Canadian pensioners at Nortel Networks Corp. are heading into a rare cross-border trial in May to try to ensure more of the defunct company’s remaining assets are allocated to the Canadian division in an effort to boost the company’s underfunded pension plan.
The hearing, which runs from May 12 to June 27, will be conducted using video links before two judges – one in Toronto and one in Delaware – and will hear arguments from lawyers from Canada, the U.S. and Britain about how the remaining Nortel assets should be divided among the three jurisdictions.
Creditors, including Nortel pension funds and bondholders, have submitted claims worth $36-billion, while estimated assets currently total about $9-billion, including $7.3-billion raised from asset sales.
Canadian pensioners say the heart of their battle is a dispute with Nortel’s bondholders, who they accuse of manoeuvring to have more assets assigned to Nortel’s U.S. estate in an effort to improve their odds of receiving more than $1-billion of unpaid interest on their bonds from the time Nortel filed for bankruptcy protection in 2009.
Retired Nortel employee Don Sproule, president of Nortel Retirees and Former Employees Protection Canada, said Nortel’s bonds have changed hands repeatedly since the company’s bankruptcy filing and are now largely in the hands of hedge funds that bought them at prices as low as 15 cents on the dollar.
“I think these people that have bought the bonds are speculators – they are late arrivals – and that’s the game that’s being played,” he said Tuesday.
Since 2009, he says Nortel’s bonds have traded up in value to over 100 per cent of their face value. Mr. Sproule says their pricing is a speculative valuation that suggests bondholders are gambling on a hope they will end up receiving unpaid interest since 2009.
Unpaid bond interest that accrues after a company files for bankruptcy protection can only be paid if the company becomes solvent again, which will only happen if Nortel’s U.S. operation receives a large proportion of available assets in the distribution.
Mr. Sproule says if that goal is accomplished, however, it will reduce the assets allocated to the Canadian division and especially to the underfunded Canadian pension funds.
“In the Nortel case, there is clearly not enough money to go around to all the estates, and what we’ve been seeing is that there is a push to make the U.S. estate solvent, and that comes at the detriment of the Canadian estate,” he said.
A lawyer for bondholders would not comment Tuesday.
Mr. Sproule said bondholders have been advocating “dumping” many global corporate costs into the Canadian estate “to keep the U.S. estate as clean as possible” so it can return to a position of solvency and pay interest on the bonds.
Nortel’s Canadian retirees have seen their benefits cut to 70 per cent of their former level in Ontario and to 55 per cent in other parts of Canada outside Ontario because the Canadian pension plans had large shortfalls when Nortel filed for bankruptcy protection.

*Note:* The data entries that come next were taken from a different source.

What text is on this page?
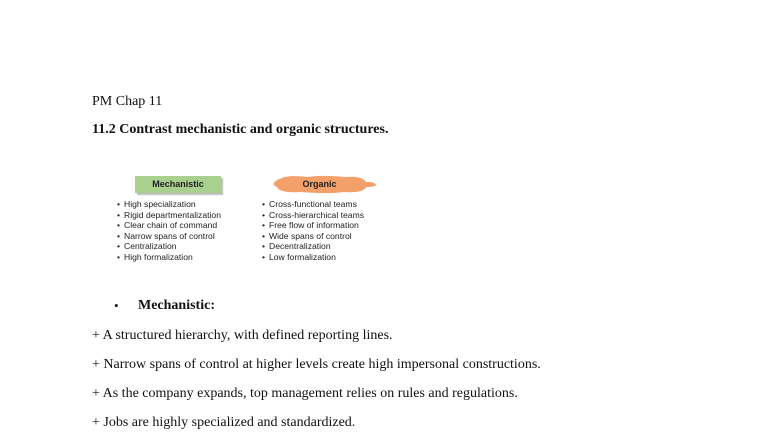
PM Chap 11
11.2 Contrast mechanistic and organic structures.
Mechanistic
• High specialization
• Rigid departmentalization
• Clear chain of command
• Narrow spans of control
• Centralization
• High formalization
Organic
• Cross-functional teams
• Cross-hierarchical teams
• Free flow of information
• Wide spans of control
• Decentralization
• Low formalization
• Mechanistic:
+ A structured hierarchy, with defined reporting lines.
+ Narrow spans of control at higher levels create high impersonal constructions.
+ As the company expands, top management relies on rules and regulations.
+ Jobs are highly specialized and standardized.
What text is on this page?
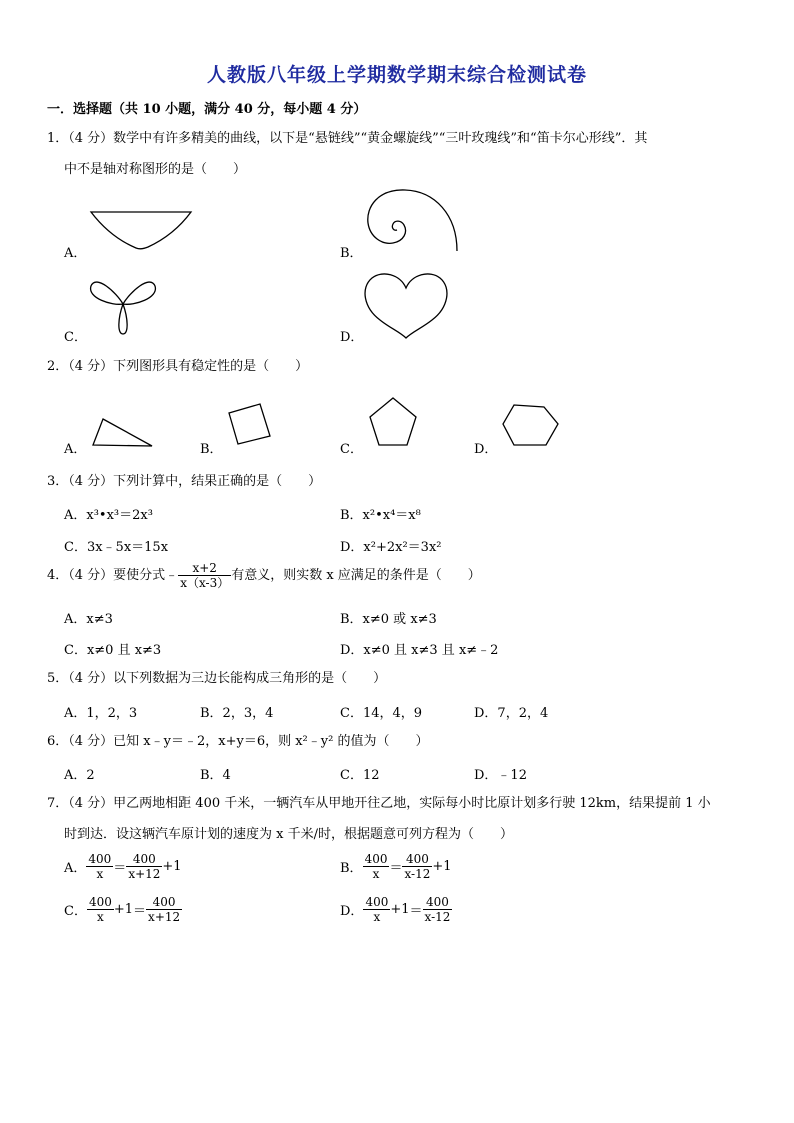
人教版八年级上学期数学期末综合检测试卷
一．选择题（共 10 小题，满分 40 分，每小题 4 分）
1．（4 分）数学中有许多精美的曲线，以下是“悬链线”“黄金螺旋线”“三叶玫瑰线”和“笛卡尔心形线”．其
中不是轴对称图形的是（　　）
A．	B．
C．	D．
2．（4 分）下列图形具有稳定性的是（　　）
A．	B．	C．	D．
3．（4 分）下列计算中，结果正确的是（　　）
A．x³•x³＝2x³	B．x²•x⁴＝x⁸
C．3x﹣5x＝15x	D．x²+2x²＝3x²
4．（4 分）要使分式﹣ $\frac{x+2}{x(x-3)}$ 有意义，则实数 x 应满足的条件是（　　）
A．x≠3	B．x≠0 或 x≠3
C．x≠0 且 x≠3	D．x≠0 且 x≠3 且 x≠﹣2
5．（4 分）以下列数据为三边长能构成三角形的是（　　）
A．1，2，3	B．2，3，4	C．14，4，9	D．7，2，4
6．（4 分）已知 x﹣y＝﹣2，x+y＝6，则 x²﹣y² 的值为（　　）
A．2	B．4	C．12	D．﹣12
7．（4 分）甲乙两地相距 400 千米，一辆汽车从甲地开往乙地，实际每小时比原计划多行驶 12km，结果提前 1 小
时到达．设这辆汽车原计划的速度为 x 千米/时，根据题意可列方程为（　　）
A． $\frac{400}{x} = \frac{400}{x+12} +1$	B． $\frac{400}{x} = \frac{400}{x-12} +1$
C． $\frac{400}{x} +1 = \frac{400}{x+12}$	D． $\frac{400}{x} +1 = \frac{400}{x-12}$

Anne Clark-Stewart, a director of the Nortel retirees’ committee, said “morally and ethically” pensioners deserve a higher claim on a company’s assets in bankruptcy, “but legally we are lumped in with the junk bond holders – we’re all unsecured creditors.”
Diane Urquhart, a financial analyst who has been helping a group of disabled former Nortel employees with a separate class action over the collapse of the company and their health benefits, calls the upcoming trial “expensive and unnecessary.”
According to her tally, legal and other professional fees in the U.S., Britain and Canada have now hit $1.3-billion. And according to court documents, just the Canadian Nortel estate is expected to pay another $94.6-million (U.S.) in fees by October.
“This is what makes it repugnant now,” Ms. Urquhart said. “I don’t think anybody would have felt quite so badly if there was no money. And if the lawyers hadn’t taken the money that there was.”
Mr. Sproule said Nortel’s retiree committee has also been trying to secure access to the court video feed so they can watch the lengthy trial without having to travel to Toronto in person, where they may still have to watch proceedings on a screen in an overflow room because the main courtroom is expected to be filled by lawyers.
“It’s been kind of ludicrous.... We’re wondering if we’ll even get a chance to attend,” Mr. Sproule said.
Lawyers participating in the hearing have been offered the right to view the webcast from remote locations to reduce the number who will attend the hearing in person. Court documents say the video and webcasting technology will cost $1.3-million to install, which will be covered by the parties involved in the hearing.